After her grandpa passed and Grandma Vanessa moved into a retirement home, Shelby had bought the place from her. Soon after, she and Colton had married and she still remembered vividly the day he’d carried her over the threshold after their wedding. The late nights in each other’s arms, the stolen weekends together when he’d fly home on leave.
The talk about starting a family.
She wanted several kids. Colton, none.
Having the childhood he’d experienced could do that to someone. They’d fought about it often, Shelby determined to reassure him he would be a good dad. That he would never abandon his own child.
Being in the SEALs, though, meant that he could die at any time. He’d refused to bring a child into the world who might end up fatherless.
Now, a sad, faded For Sale sign leaned against the house’s wood siding.How did that get back out here?
Jack Claiborne, no doubt. Shelby had taken the sign down two days after the realtor put it up eighteen months ago, unable to stand seeing it every time she looked out the window or came home from work. There was no way she could sell the place. Her grandparents had basically founded this town and had raised their family here. She planned to do the same.
Hard to do when you were divorced, but Shelby wasn’t about to let that stop her.
Colton’s gaze landed on the sign as he opened her truck door. “No takers, huh?”
There had been two different couples, in fact. The realtor had been giddy at the prospect of a bidding war. Now? “I doubt anyone wants a house where the previous owner was shot on the front steps.”
Colton caught the sarcasm in her voice. “Touché. Let’s get you inside.”
She asked him for the walker, but he ignored her, sweeping her off the truck seat and carrying her up the steps to the porch swing where he deposited her.
“I want to sit here for a moment,” she told him, breathing in fresh air and enjoying the view.
“No can do.” His dark gaze swept the cul-du-sac, hesitating for a moment on the vacant house to the southeast. The one where her shooter had supposedly stood. “Too dangerous.”
The porch had an enclosed railing and she was half-hidden in the swing from anyone who might see her. “No one even knows I left Premiere yet. I’m not going inside until I get some good, fresh Oklahoma air in my lungs.”

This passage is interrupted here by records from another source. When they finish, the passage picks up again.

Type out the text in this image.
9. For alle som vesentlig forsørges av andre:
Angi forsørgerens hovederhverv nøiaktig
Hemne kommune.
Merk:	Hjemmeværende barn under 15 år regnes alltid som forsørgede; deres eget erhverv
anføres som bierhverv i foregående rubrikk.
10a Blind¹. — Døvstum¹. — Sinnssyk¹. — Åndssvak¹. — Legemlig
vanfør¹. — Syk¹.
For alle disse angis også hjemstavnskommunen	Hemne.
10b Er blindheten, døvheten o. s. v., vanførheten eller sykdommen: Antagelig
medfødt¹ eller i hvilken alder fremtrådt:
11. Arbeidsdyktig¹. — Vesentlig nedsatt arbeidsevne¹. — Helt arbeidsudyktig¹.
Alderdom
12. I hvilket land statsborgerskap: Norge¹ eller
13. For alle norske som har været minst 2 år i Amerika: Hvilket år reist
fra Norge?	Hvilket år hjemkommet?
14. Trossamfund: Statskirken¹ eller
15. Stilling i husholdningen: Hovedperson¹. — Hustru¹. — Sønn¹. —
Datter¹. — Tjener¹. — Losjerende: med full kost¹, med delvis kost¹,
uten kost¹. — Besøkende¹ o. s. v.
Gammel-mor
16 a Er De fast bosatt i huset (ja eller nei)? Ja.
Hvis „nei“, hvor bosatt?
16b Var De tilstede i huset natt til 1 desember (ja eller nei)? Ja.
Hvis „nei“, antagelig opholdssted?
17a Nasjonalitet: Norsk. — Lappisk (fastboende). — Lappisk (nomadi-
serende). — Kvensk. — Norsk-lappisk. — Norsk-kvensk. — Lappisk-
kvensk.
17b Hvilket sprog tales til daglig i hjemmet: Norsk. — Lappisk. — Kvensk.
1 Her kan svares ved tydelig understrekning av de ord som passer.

Colton shook his head and headed for the truck once more, continuing to scan the area.
Salisbury sniffed the bushes along the driveway, marking several on his way to the porch. He stopped halfway up the steps and sniffed at a stain.
My blood.
Shelby’s stomach turned. The stain was faded to a dull brown color. Her doctors believed part of her brain injury wasn’t from the impact of the bullet and the subsequent swelling, but from the trauma of hitting her head on the concrete steps.
Closing her eyes, she tried to remember standing in that spot, seeing Colton getting out of his truck.
Nothing.
Shelby opened her eyes. Her mother had probably tried to wash the bloodstain away. She was surprised her father hadn’t simply repainted the steps. He was such a busy man, though, he probably would have sent Daniel to do it.
I’ll do that when I’m back on my feet.
Or maybe she would have her new nursemaid paint them. Her eyes lifted to watch Colton snagging her walker and suitcase from the truck bed.
He was as long and lean as always, muscled in all the right places. Whistling while he gathered her things, she watched the autumn sunlight filter through his too-long hair.